ECLI:NL:RBDHA:2024:17793
Rechtbank Den Haag
- Voorlopige voorziening
- Rechtspraak.nl
Afwijzing verzoek voorlopige voorziening in asielzaak met betrekking tot verantwoordelijkheid Frankrijk
In de zaak tussen de verzoeker, vertegenwoordigd door mr. F.W. Verweij, en de Minister van Asiel en Migratie, vertegenwoordigd door mr. A. Hadfy-Kovács, heeft de voorzieningenrechter van de Rechtbank Den Haag op 29 oktober 2024 uitspraak gedaan. De verzoeker had een aanvraag ingediend voor een verblijfsvergunning asiel voor bepaalde tijd, maar deze aanvraag werd door de minister niet in behandeling genomen. De reden hiervoor was dat Frankrijk verantwoordelijk werd geacht voor de behandeling van de asielaanvraag van de verzoeker.
Tegen het besluit van de minister heeft de verzoeker beroep ingesteld en verzocht om een voorlopige voorziening. De voorzieningenrechter heeft het verzoek op 22 oktober 2024 behandeld, waarbij de verzoeker aanwezig was met een waarnemer, mr. J.A. Pieters, en een tolk, M. Fayez. De minister was vertegenwoordigd door zijn gemachtigde.

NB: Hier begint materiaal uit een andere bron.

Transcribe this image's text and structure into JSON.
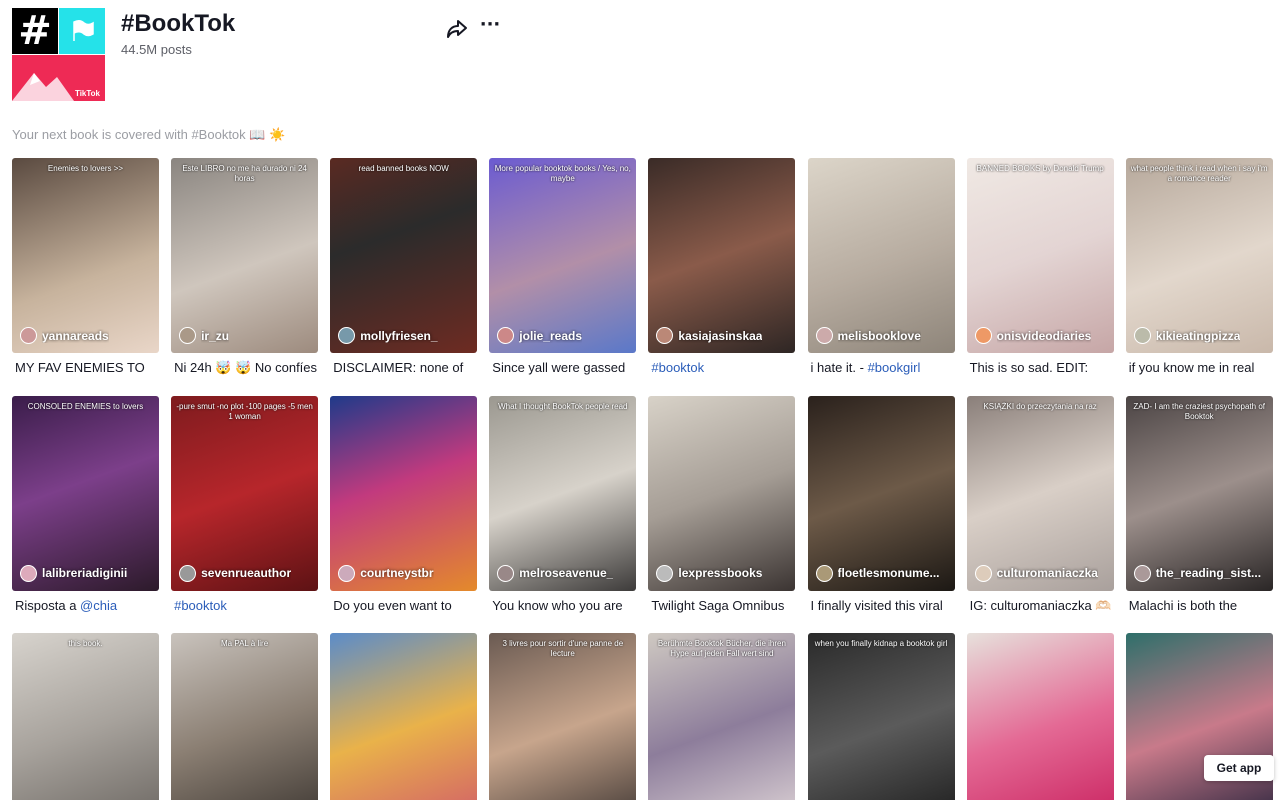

De voorzieningenrechter heeft in zijn overwegingen aangegeven dat er op dezelfde dag een uitspraak is gedaan in een andere zaak (NL24.38582) die betrekking heeft op het beroep van de verzoeker. Aangezien er inmiddels een uitspraak is gedaan, is er geen noodzaak meer voor een voorlopige voorziening. Daarom heeft de voorzieningenrechter het verzoek om een voorlopige voorziening afgewezen. Tevens is er geen aanleiding voor een proceskostenveroordeling. De uitspraak is openbaar gemaakt en er staat geen hoger beroep of verzet open tegen deze beslissing.